Sukiasyan’s comments come not long after he warned that critics of the government might lose their “freedom, assets, and even lives” a remark so cartoonishly authoritarian it might have been scribbled on the back of a Bond villain’s napkin. While the Civil Contract party quickly distanced itself from the comment, it’s hard to ignore the pattern: intimidation, deflection, and a quiet erasure of national responsibility.

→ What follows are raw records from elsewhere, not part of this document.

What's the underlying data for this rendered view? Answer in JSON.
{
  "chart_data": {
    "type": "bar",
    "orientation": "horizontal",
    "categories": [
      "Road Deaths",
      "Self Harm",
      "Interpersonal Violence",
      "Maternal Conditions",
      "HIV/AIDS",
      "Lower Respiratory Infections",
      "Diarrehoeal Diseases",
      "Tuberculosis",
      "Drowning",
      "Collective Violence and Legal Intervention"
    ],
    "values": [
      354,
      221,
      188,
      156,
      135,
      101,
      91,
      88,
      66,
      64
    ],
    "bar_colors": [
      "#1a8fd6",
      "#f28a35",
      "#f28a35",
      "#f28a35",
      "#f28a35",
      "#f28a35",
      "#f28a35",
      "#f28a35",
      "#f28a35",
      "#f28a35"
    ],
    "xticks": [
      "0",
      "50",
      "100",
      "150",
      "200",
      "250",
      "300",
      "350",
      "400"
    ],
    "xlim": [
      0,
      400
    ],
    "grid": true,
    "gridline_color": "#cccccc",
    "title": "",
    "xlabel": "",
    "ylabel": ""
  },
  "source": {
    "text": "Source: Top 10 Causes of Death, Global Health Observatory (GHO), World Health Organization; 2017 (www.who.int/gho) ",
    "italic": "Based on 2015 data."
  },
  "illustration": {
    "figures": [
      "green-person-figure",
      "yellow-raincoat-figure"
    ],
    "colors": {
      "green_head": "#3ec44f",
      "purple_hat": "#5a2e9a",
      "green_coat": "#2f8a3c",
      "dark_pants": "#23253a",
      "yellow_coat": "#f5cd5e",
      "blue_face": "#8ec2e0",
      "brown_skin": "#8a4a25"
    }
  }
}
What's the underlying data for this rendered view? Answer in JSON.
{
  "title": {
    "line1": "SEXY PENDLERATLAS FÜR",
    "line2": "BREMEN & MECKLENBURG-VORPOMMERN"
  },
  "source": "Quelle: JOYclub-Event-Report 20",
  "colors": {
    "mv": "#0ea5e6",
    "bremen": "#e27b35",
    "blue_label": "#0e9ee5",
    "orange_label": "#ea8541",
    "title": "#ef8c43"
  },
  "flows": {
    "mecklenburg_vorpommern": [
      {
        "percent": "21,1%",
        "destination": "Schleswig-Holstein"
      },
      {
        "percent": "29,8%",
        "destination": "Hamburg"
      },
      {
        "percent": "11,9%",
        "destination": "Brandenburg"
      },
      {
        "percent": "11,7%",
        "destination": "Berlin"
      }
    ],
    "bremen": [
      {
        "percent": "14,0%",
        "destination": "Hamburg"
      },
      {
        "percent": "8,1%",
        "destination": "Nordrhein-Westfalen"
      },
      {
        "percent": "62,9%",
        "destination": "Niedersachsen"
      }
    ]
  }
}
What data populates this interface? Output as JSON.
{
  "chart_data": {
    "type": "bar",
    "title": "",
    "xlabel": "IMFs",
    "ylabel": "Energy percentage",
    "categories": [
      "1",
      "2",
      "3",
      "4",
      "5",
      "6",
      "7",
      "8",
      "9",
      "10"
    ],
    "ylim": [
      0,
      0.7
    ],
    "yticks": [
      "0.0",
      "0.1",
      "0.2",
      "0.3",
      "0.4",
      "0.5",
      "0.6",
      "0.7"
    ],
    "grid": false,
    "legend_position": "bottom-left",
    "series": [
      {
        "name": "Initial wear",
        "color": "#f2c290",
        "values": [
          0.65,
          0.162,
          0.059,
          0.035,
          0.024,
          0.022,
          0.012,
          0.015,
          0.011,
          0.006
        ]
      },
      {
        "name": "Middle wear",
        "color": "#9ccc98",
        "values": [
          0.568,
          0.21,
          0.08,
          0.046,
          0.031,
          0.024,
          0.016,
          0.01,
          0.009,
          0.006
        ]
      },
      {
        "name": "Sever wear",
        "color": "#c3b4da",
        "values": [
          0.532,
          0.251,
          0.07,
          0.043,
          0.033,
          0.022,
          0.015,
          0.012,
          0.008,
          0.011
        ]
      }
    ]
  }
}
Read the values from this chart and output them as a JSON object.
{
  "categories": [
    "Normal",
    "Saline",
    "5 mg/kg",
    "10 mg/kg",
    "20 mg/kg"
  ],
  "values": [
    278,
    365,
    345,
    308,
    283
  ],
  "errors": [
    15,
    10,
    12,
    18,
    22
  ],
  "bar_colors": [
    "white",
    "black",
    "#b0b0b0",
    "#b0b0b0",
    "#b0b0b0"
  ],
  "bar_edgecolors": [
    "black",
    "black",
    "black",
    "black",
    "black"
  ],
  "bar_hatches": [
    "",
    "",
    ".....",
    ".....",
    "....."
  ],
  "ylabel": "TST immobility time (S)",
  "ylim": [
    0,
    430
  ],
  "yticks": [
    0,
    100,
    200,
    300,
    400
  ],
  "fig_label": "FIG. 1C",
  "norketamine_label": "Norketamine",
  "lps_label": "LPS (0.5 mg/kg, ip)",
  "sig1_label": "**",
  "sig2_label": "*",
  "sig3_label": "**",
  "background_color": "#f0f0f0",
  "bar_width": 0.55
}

The real tragedy here isn’t just the loss of Artsakh, but what it revealed: that Armenia’s political elite, wrapped in imported suits and fueled by foreign capital, are more interested in silencing the grieving than learning from them. Sukiasyan is not merely offensive he’s emblematic of a deeper rot. He represents the class of men who mistake privilege for patriotism and whose sense of sacrifice begins and ends with a tax write-off.
But history does not forget those who plunder while their people suffer. It keeps receipts quietly, patiently. And when the balance is finally called in, Mr. Sukiasyan and his ilk would do well to remember: the people you mock, exploit, and discard will not be writing press releases when their turn comes. They will not be apologizing for what must be done.